Jeanne Marie Clossey, the chair of the opening, wore a strapless deep blue Oscar de la Renta with black bead embroidery. She shimmied away on the dance floor while Heroes star Zachary Quinto twirled her around. Muffin Lemak wore a tea-length citron-hued Isaac Mizrahi with peach satin heels. On her finger was a Sue Gragg ring of multi-colored stones the size of a large marshmallow. Dee Wyly wore a black Oscar de la Renta embedded with rhinestones while her daughters, Emily Wyly and Martha Miller, wore elegant gold gowns that skimmed the floor.

For men it meant one-of-a-kind cufflinks and even more unique shoes. Niven Morgan showed off recently purchased vintage smoky topaz cufflinks that looked like faceted tootsie rolls. Shelby Wagner wore a pair that his mother had purchased for his father at Tiffany in Paris, small dark stones carved into detailed monkey heads that glowed with sparking diamond eyes. The clasping side bore the monkey’s hands in gold. John Lemak, well known for snoozing away at public events, was on his toes with his monogrammed velvet slippers. Below each billowy “L” on the top of his shoes was a pair of gold embroidered breasts. He wanted to be clear that they were a gift. Kiril Kulish, Broadway’s 15-year-old sensation, walked up to the bar—he ordered a Coca-Cola—wearing a post-show gray pinstripe suit. Then there was the more dubious attire, the stuff that made you go “Really, now.” One man wore a black dress coat with tails, what seemed to be a harmless throwback to the British Regency, but upon his exit an eyeful of aggressive patent leather straps and buckles gave way to bondage gone terrifically awry. Another wore a silly pork pie hat dappled with holes, as if a moth had just thrown a cookout for himself and thirty of his fabric gnawing friends.

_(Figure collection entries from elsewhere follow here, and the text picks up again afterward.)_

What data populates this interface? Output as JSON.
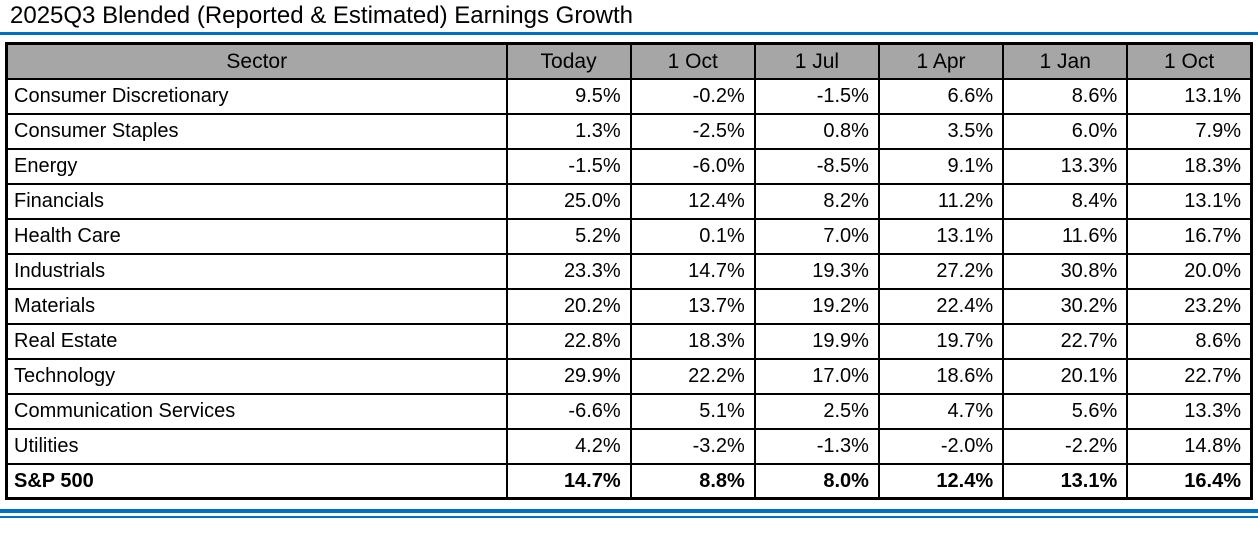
{
  "page_title": "2025Q3 Blended (Reported & Estimated) Earnings Growth",
  "colors": {
    "accent_blue": "#0070c0",
    "header_bg": "#a6a6a6",
    "border_color": "#000000"
  },
  "chart_data": {
    "type": "table",
    "title": "2025Q3 Blended (Reported & Estimated) Earnings Growth",
    "columns": [
      "Sector",
      "Today",
      "1 Oct",
      "1 Jul",
      "1 Apr",
      "1 Jan",
      "1 Oct"
    ],
    "rows": [
      {
        "sector": "Consumer Discretionary",
        "values": [
          "9.5%",
          "-0.2%",
          "-1.5%",
          "6.6%",
          "8.6%",
          "13.1%"
        ],
        "bold": false
      },
      {
        "sector": "Consumer Staples",
        "values": [
          "1.3%",
          "-2.5%",
          "0.8%",
          "3.5%",
          "6.0%",
          "7.9%"
        ],
        "bold": false
      },
      {
        "sector": "Energy",
        "values": [
          "-1.5%",
          "-6.0%",
          "-8.5%",
          "9.1%",
          "13.3%",
          "18.3%"
        ],
        "bold": false
      },
      {
        "sector": "Financials",
        "values": [
          "25.0%",
          "12.4%",
          "8.2%",
          "11.2%",
          "8.4%",
          "13.1%"
        ],
        "bold": false
      },
      {
        "sector": "Health Care",
        "values": [
          "5.2%",
          "0.1%",
          "7.0%",
          "13.1%",
          "11.6%",
          "16.7%"
        ],
        "bold": false
      },
      {
        "sector": "Industrials",
        "values": [
          "23.3%",
          "14.7%",
          "19.3%",
          "27.2%",
          "30.8%",
          "20.0%"
        ],
        "bold": false
      },
      {
        "sector": "Materials",
        "values": [
          "20.2%",
          "13.7%",
          "19.2%",
          "22.4%",
          "30.2%",
          "23.2%"
        ],
        "bold": false
      },
      {
        "sector": "Real Estate",
        "values": [
          "22.8%",
          "18.3%",
          "19.9%",
          "19.7%",
          "22.7%",
          "8.6%"
        ],
        "bold": false
      },
      {
        "sector": "Technology",
        "values": [
          "29.9%",
          "22.2%",
          "17.0%",
          "18.6%",
          "20.1%",
          "22.7%"
        ],
        "bold": false
      },
      {
        "sector": "Communication Services",
        "values": [
          "-6.6%",
          "5.1%",
          "2.5%",
          "4.7%",
          "5.6%",
          "13.3%"
        ],
        "bold": false
      },
      {
        "sector": "Utilities",
        "values": [
          "4.2%",
          "-3.2%",
          "-1.3%",
          "-2.0%",
          "-2.2%",
          "14.8%"
        ],
        "bold": false
      },
      {
        "sector": "S&P 500",
        "values": [
          "14.7%",
          "8.8%",
          "8.0%",
          "12.4%",
          "13.1%",
          "16.4%"
        ],
        "bold": true
      }
    ]
  }
}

Whether you agreed with it or not, just about everyone pulled together an inspired ensemble, black tie or otherwise. Gabrielle de Papp, VP of corporate public relations for Neiman Marcus, summed up what was most important that evening. “Everyone really got dressed for tonight,” she said. “But aren’t the buildings amazing? To see this come together after all the hard work. It’s so great for Dallas.”